Monday, June 23, 2008

kill -3 does not produce a javacore

This is a sporadic problem I run into when kill -3 does not generate a javacore and the process has to be terminated. The first thing to check is the service release of the JVM and ensuring the JVM is at the correct level with the corresponding level of WebSphere Application Server. In some cases I have installed later fixes than those that have been tested with WebSphere Application Server.

Another suggestion a colleague of mine had was to generate an AIX core of the process (make sure the ulimits for file and core are properly set to unlimited but you already knew that because you followed the installation instructions for WebSphere Application Server). I don't remember which kill signal needs to be sent but I'm sure a Goggle search will reveal that answer.

Tuesday, June 17, 2008

Get thread dumps during supplemental load tests

I recently found a bug in an application that the developers were not aware of. The code had a synchronized block they thought would be low cost. Low and behold in our load testing we found that after a certain number of users were active their response times started to go up exponentially. I took some thread dumps and found the synchronized block of code.

For anyone interested in performance:

1. Load test
2. Get thread dumps during bad response times.

If neither is done there will be problems in production. If you do not know how to analyze javacores open a PMR with IBM and IBM Support can help identify the problem.

Wednesday, June 11, 2008

WebSphere Process Server - database configuration

It is crucial that a WPS gold topology have the databases properly configured. If they are not (i.e. all pointing to the same database instance) there will be contention issues that will not resolve themselves. One of my esteemed colleagues wrote this great article.
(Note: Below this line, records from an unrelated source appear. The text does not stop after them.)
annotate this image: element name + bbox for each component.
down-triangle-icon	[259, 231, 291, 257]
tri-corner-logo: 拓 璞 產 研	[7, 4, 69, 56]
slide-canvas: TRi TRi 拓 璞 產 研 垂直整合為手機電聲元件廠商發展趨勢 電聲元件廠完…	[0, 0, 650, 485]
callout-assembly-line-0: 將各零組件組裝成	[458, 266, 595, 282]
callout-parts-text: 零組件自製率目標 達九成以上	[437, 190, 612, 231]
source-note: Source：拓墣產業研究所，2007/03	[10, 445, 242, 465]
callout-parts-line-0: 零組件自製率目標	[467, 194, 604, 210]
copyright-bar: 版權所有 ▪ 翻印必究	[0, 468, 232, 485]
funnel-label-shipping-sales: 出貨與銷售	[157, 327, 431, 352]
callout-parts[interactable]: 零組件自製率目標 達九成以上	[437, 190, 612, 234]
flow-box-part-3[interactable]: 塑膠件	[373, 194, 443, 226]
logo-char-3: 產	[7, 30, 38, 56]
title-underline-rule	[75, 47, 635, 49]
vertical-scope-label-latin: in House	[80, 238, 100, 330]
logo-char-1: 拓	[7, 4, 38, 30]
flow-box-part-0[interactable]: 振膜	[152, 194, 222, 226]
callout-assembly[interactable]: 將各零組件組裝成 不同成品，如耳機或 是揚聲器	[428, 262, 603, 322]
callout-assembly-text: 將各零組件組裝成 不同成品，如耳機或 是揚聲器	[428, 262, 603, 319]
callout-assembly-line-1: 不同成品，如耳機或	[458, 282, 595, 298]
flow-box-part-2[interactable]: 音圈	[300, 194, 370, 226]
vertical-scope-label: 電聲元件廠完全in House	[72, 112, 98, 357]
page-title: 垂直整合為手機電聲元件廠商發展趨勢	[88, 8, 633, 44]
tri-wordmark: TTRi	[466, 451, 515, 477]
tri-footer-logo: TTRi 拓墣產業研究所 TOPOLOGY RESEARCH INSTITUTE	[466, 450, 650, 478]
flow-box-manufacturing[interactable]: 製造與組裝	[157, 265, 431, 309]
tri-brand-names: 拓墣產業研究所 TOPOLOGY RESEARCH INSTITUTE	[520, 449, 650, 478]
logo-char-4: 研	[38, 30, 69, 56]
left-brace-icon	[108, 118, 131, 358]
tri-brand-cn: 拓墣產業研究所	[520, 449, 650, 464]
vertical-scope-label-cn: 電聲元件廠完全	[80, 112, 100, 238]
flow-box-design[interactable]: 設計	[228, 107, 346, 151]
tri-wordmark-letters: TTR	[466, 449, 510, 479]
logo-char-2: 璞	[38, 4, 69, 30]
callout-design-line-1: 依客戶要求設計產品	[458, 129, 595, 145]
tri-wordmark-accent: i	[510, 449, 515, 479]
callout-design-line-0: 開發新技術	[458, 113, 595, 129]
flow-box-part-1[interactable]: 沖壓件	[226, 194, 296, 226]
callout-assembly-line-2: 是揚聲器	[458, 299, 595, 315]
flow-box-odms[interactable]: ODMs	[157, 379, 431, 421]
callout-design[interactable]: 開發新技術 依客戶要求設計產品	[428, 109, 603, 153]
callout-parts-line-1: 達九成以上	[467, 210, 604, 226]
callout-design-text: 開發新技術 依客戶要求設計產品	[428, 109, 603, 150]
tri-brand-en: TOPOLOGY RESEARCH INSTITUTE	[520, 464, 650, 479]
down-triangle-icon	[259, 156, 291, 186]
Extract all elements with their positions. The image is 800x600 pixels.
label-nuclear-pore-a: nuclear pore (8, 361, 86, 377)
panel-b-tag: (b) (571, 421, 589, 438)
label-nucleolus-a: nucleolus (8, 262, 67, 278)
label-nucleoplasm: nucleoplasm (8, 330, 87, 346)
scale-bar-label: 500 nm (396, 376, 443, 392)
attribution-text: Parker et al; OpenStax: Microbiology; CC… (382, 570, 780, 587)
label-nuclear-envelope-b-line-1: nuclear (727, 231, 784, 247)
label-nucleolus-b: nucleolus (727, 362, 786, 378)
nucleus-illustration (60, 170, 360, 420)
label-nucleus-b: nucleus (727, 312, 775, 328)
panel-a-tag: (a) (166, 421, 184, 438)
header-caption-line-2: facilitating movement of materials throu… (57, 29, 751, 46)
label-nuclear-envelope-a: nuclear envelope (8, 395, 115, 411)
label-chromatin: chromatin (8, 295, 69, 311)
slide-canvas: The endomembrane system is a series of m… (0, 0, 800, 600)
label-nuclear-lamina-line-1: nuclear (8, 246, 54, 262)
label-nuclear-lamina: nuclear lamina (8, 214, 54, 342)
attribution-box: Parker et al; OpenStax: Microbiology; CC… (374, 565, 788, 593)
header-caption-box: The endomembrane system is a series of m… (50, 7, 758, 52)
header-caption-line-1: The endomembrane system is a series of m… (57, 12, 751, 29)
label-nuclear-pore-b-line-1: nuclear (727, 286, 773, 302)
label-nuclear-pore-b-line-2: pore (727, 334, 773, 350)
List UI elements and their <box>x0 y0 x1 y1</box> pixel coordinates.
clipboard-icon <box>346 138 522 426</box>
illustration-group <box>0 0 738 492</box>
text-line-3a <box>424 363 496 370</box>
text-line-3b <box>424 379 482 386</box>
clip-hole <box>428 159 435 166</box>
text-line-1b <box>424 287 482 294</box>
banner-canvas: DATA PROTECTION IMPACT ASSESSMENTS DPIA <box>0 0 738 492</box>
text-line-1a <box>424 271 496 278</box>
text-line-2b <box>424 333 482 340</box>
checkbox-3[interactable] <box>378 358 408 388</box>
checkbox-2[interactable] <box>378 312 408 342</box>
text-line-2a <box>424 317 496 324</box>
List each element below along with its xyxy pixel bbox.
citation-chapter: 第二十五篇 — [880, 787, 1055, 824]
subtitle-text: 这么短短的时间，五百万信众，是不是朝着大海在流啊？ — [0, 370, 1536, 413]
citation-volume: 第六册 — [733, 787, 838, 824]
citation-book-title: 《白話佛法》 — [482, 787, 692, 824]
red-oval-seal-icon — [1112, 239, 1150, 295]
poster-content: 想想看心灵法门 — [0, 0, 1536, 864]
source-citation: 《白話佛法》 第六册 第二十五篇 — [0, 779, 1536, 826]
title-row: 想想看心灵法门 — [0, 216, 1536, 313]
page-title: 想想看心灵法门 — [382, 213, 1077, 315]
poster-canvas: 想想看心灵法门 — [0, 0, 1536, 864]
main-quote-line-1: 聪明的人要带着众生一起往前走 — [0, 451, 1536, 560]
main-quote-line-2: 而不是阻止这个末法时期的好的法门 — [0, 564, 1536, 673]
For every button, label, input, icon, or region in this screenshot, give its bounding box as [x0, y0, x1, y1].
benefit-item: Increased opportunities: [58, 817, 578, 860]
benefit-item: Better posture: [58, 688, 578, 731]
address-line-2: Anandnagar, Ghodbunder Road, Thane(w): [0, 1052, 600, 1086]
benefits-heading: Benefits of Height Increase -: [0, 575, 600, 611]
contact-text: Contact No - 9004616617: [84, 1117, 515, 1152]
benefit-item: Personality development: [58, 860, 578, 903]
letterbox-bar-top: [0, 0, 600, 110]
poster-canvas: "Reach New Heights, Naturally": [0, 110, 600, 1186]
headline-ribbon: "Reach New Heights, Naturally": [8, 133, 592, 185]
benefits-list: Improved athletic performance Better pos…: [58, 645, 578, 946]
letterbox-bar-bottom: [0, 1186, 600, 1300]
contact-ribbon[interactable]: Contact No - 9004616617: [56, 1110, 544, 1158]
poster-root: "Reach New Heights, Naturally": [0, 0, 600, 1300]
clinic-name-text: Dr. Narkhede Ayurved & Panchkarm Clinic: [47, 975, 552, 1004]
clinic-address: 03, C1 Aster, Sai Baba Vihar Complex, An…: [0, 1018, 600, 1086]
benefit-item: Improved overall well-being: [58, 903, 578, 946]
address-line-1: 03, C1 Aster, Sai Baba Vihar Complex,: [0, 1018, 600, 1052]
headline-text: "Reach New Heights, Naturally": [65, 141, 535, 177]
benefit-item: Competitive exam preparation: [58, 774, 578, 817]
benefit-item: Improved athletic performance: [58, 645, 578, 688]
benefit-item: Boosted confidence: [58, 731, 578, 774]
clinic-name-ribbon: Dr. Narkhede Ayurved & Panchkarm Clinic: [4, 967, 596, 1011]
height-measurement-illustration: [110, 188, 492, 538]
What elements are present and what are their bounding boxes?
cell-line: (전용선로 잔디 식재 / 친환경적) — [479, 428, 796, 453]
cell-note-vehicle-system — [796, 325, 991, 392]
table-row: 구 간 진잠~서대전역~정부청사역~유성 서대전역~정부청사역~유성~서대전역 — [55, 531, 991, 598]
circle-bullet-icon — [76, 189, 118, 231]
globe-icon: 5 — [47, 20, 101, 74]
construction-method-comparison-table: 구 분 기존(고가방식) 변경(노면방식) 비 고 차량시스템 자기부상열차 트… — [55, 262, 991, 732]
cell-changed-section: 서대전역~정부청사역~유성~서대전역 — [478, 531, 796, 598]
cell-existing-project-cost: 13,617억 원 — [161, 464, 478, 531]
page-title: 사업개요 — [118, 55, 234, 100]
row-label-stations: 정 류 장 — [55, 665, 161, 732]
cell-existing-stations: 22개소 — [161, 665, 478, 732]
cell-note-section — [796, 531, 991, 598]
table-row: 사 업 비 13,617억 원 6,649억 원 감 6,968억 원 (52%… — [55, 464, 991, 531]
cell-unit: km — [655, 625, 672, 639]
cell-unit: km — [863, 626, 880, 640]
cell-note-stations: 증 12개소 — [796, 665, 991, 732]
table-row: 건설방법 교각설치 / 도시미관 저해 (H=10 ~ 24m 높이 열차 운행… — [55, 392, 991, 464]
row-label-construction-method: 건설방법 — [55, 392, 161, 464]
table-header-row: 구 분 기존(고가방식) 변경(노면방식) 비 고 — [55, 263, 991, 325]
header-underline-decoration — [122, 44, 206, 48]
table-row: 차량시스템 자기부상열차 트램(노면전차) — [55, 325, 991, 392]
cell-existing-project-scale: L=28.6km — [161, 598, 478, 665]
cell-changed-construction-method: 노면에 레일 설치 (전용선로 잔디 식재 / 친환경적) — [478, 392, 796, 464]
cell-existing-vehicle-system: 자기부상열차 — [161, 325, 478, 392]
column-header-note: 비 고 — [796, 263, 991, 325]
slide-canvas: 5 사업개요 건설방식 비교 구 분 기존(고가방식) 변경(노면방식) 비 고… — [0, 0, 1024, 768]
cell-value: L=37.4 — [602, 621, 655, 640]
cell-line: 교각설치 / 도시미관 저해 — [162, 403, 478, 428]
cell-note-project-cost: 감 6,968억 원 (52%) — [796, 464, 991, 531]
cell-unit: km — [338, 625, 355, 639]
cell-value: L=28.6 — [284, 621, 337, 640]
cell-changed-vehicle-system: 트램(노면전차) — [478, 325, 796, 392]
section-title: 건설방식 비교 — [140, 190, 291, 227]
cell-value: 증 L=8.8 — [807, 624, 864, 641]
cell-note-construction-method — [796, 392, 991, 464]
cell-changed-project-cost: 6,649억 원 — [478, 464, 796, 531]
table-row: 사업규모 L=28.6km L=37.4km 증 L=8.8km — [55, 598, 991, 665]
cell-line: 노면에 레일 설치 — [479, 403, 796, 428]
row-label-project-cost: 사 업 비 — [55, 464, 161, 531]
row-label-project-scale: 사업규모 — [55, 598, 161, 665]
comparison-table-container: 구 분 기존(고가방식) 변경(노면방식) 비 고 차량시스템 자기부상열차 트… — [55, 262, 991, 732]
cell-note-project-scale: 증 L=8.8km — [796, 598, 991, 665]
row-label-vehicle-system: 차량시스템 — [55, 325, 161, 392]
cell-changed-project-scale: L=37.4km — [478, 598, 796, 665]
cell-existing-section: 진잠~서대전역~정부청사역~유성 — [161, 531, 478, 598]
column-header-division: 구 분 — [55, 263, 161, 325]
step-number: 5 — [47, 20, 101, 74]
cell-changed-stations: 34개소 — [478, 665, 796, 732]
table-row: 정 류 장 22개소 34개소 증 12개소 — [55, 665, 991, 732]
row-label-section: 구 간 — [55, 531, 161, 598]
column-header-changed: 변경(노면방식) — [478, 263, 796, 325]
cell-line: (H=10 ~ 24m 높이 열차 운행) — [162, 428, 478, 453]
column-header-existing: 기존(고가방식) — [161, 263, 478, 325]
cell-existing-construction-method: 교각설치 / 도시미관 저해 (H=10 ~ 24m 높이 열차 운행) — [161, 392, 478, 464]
Building clustered topologies in WebSphere Process Server V6.1
This leads you to the database settings screen, arguably the most complex of all the steps.

Wednesday, June 4, 2008

Why cross cell data centers are not a best practice for disaster recovery

This topic has been coming up time and time again. It is time that people read about the trade offs when trying to conduct DR with a single cell across multiple data centers. Yes, this might work. But more often than not the various interconnects between the two data centers and the interaction can lead to very negative consequences that disables the intended DR effort.

Do the right thing. Isolate the two data centers with separate cells. You'll find this works not only much better but has a very high success rate if done correctly (i.e. you use scripting to build your environments therefore having repeatable processes across DCs).

Comment lines: Tom Alcott: Everything you always wanted to know about WebSphere Application Server but were afraid to ask -- Part 3
While the notion of a single cell across data centers is bad from a risk aversion perspective, running a cluster across two data centers not only requires you to forget about minimizing risk, as noted above (since a cluster cannot span cells), but further increases risk along multiple dimensions.